Ano novo

O ano novo é comemorado em todo o planeta.

Reformulando: o ano novo é comemorado em praticamente todos os países, com direito à fogos de artifício e festividades.

Reformulando, de novo: o ano novo gregoriano é comemorado em praticamente todos os países, com direito à fogos de artifício, festividades e uma grande gama de comoção. Mesmo que essa comoção não tenha nada a ver com o calendário gregoriano, mas com o ano econômico. O Ocidente domina a economia e a cultura ocidental, o turismo e o entretenimento.

O Ocidente é o maior exportador do mundo, mesmo que apenas uma parcela da população viva nele. O Ocidente exportou até o calendário, criado por um papa católico em outubro de 1582 e que só foi usado extensamente durante o início do século XX e após a Primeira Guerra Mundial, com o domínio da Europa Ocidental na economia e na cultura.

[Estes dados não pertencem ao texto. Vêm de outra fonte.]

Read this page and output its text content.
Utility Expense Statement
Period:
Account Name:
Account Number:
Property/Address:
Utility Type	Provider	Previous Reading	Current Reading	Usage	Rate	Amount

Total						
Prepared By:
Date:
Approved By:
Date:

Países islâmicos e orientais em que os calendários são muitos e totalmente diferentes do calendário gregoriano comemoram por causa disso. A globalização afeta até o ano, e o modo de ver o calendário: para os cristãos e todo o Ocidente, praticamente, é 2018 d.C. (depois de Cristo), por influência do Cristianismo e, para todo mundo que não é cristão (inclusive ateus) e para a maior parte do mundo será 2018 E.C. (2018 da Era Comum). E, espera-se, que cada ano seja melhor do que o anterior, mas só há esperança até o ano, de fato, começar.

Festivus

Hoje é o dia de Festivus. E Festivus é uma resposta racional aos feriados desta época do ano.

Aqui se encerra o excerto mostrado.